Jeffrey M. Denney; Jennifer F. Culhane; Robert L. Goldenberg


Women's Health. 2008;4(6):625-638. 

In This Article

Future Perspective

Historically, our attempts to effect a reduction in the incidence of preterm birth have been aimed at removing associated risk factors in the hope that removing the risk would, in turn, thwart the onset of preterm labor or membrane rupture.
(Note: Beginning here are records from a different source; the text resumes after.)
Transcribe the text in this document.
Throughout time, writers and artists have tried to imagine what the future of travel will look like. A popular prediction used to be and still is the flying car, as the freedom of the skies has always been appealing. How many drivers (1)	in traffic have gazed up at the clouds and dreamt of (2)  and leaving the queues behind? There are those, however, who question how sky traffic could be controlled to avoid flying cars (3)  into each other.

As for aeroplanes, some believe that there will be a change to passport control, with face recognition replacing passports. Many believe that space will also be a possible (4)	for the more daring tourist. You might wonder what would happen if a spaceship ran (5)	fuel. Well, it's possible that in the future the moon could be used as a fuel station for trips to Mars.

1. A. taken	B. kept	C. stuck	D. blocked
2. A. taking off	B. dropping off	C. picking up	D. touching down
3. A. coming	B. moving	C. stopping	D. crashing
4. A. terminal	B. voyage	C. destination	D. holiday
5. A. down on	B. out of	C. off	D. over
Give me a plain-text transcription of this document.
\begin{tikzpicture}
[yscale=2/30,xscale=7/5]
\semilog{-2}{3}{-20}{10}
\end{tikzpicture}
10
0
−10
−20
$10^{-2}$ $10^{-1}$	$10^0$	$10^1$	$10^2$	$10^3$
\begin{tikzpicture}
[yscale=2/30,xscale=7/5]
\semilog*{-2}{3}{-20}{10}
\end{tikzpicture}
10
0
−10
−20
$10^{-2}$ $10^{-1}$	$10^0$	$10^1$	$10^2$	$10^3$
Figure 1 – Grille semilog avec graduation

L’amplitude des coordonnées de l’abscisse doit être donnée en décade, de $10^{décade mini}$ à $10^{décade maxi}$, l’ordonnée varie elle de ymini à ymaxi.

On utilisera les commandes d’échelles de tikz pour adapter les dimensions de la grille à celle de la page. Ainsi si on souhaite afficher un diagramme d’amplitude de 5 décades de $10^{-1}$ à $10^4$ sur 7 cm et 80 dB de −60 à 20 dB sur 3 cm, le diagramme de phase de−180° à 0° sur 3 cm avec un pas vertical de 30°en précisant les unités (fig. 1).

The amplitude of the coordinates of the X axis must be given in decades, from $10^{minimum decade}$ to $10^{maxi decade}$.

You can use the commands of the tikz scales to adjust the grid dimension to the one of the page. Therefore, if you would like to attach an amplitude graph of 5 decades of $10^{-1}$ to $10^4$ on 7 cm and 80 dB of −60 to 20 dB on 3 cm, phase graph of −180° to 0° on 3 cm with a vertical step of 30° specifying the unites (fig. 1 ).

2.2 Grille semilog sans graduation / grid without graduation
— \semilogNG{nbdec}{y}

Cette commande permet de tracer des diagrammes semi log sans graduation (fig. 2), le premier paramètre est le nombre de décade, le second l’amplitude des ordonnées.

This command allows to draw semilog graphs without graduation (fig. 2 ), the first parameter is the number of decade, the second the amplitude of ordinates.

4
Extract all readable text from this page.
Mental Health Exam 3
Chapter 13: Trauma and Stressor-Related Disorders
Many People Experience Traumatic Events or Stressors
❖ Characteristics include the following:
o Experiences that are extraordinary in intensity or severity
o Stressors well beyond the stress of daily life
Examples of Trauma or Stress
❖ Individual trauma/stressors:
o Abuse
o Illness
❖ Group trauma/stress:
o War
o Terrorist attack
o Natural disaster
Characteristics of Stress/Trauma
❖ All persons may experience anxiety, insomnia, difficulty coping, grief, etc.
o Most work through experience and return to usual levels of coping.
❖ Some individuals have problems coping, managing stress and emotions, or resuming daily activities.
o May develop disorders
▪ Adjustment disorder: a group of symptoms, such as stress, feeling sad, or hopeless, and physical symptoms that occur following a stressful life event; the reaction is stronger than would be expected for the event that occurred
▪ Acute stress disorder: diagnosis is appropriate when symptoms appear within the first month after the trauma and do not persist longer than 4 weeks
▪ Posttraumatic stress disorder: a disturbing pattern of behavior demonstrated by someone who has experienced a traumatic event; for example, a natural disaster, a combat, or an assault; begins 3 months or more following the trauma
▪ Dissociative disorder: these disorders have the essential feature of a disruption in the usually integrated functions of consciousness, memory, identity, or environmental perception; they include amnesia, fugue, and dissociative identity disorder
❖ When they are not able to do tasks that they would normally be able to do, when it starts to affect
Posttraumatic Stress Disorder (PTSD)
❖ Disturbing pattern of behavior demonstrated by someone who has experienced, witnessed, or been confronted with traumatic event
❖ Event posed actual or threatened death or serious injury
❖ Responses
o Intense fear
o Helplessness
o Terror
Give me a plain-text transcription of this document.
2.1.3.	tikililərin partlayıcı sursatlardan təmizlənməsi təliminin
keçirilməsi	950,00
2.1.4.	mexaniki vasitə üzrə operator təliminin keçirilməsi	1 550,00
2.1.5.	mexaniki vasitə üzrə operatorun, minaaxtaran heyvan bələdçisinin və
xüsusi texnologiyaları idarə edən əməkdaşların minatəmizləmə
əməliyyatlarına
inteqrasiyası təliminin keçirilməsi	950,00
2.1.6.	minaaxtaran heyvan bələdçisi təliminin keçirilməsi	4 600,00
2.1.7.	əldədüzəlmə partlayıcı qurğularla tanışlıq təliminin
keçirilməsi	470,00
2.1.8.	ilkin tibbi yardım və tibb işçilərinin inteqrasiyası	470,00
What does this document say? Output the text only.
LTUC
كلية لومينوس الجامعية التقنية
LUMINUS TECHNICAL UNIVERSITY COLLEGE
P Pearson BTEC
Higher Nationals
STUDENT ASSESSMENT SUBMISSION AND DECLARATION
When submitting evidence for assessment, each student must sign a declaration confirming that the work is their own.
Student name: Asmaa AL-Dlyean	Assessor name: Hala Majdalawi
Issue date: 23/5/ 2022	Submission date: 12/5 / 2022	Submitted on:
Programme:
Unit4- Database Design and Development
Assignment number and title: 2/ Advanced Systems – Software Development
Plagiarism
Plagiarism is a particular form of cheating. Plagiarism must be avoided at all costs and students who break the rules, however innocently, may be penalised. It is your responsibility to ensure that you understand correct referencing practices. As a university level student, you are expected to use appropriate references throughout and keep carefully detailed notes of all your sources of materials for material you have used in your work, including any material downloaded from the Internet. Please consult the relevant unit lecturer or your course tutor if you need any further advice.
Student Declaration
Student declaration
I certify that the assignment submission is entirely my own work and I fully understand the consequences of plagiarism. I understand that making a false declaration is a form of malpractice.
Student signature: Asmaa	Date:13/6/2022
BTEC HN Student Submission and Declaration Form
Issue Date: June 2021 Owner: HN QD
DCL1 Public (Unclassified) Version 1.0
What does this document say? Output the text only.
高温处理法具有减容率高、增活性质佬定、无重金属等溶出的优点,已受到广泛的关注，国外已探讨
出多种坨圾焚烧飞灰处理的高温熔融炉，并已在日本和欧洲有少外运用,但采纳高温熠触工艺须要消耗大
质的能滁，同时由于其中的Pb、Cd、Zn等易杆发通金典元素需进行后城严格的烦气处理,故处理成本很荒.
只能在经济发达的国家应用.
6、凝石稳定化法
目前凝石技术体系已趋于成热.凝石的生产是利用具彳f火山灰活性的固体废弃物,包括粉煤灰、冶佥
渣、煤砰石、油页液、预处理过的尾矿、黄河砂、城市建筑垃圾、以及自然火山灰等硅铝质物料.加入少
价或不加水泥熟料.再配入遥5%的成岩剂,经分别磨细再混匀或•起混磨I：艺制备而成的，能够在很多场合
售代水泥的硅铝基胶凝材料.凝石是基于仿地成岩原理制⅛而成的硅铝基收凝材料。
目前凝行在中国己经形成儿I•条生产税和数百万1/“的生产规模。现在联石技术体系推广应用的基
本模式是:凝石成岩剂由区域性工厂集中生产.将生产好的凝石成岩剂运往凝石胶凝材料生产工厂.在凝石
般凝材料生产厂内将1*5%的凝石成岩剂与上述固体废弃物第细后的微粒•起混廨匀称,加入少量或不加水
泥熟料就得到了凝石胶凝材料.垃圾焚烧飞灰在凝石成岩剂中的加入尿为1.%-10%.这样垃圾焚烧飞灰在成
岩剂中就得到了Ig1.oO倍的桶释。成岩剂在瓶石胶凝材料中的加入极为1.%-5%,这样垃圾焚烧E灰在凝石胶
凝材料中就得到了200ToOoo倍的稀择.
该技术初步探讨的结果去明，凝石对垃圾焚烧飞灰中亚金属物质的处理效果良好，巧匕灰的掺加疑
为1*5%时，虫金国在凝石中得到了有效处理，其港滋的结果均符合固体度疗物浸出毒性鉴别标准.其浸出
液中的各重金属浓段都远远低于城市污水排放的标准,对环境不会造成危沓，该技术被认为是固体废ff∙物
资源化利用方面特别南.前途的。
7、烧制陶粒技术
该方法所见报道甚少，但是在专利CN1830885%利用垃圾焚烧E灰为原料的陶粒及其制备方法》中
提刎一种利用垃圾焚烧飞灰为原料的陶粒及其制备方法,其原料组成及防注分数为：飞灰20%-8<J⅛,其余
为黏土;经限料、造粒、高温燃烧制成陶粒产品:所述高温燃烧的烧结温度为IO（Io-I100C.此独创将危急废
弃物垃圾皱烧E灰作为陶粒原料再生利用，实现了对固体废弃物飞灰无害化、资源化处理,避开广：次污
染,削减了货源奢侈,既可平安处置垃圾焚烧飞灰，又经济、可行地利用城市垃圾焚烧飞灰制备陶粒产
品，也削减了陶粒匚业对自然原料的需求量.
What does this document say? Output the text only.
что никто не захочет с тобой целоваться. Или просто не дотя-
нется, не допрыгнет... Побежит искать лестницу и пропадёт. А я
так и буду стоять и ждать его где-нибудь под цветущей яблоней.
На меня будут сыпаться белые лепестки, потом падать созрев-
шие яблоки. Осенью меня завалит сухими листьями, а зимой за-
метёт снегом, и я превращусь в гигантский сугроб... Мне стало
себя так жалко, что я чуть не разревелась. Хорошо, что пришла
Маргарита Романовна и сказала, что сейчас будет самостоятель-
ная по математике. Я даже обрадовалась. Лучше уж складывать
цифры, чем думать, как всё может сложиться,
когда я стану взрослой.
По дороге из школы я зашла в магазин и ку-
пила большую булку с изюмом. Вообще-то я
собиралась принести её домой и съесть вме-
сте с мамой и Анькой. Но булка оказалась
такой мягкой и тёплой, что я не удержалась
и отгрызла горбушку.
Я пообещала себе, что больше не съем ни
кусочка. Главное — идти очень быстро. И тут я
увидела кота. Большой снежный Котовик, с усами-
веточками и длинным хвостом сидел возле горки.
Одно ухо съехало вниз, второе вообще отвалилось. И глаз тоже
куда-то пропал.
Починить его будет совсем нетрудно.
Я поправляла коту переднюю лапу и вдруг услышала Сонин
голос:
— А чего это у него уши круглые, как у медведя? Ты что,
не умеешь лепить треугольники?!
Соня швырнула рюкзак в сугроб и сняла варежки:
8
Such attempts have generally failed. Additional research focusing on contributing factors and how they lead toward preterm or term parturition will help us identify targets for prevention or treatment. Such knowledge will facilitate the design of clinical trials to ascertain potentially effective treatments. Until we have a better understanding of the underlying mechanisms on a cellular and molecular level, both derivation of effective treatments and achieving substantial reductions in preterm delivery are unlikely to occur. For instance, many recent studies have focused on the role of inflammatory processes in facilitating preterm births. Progesterone, a known anti-inflammatory agent, has been demonstrated to both reduce rates of preterm birth in select populations and to prevent inflammation-induced preterm birth in animal models.[93] Studies directed toward inflammation-mediated preterm labor by use of either immune or hormonal modulation may prove useful. More trials are needed in order to determine whether such agents will prove to affect the overall incidence of preterm birth.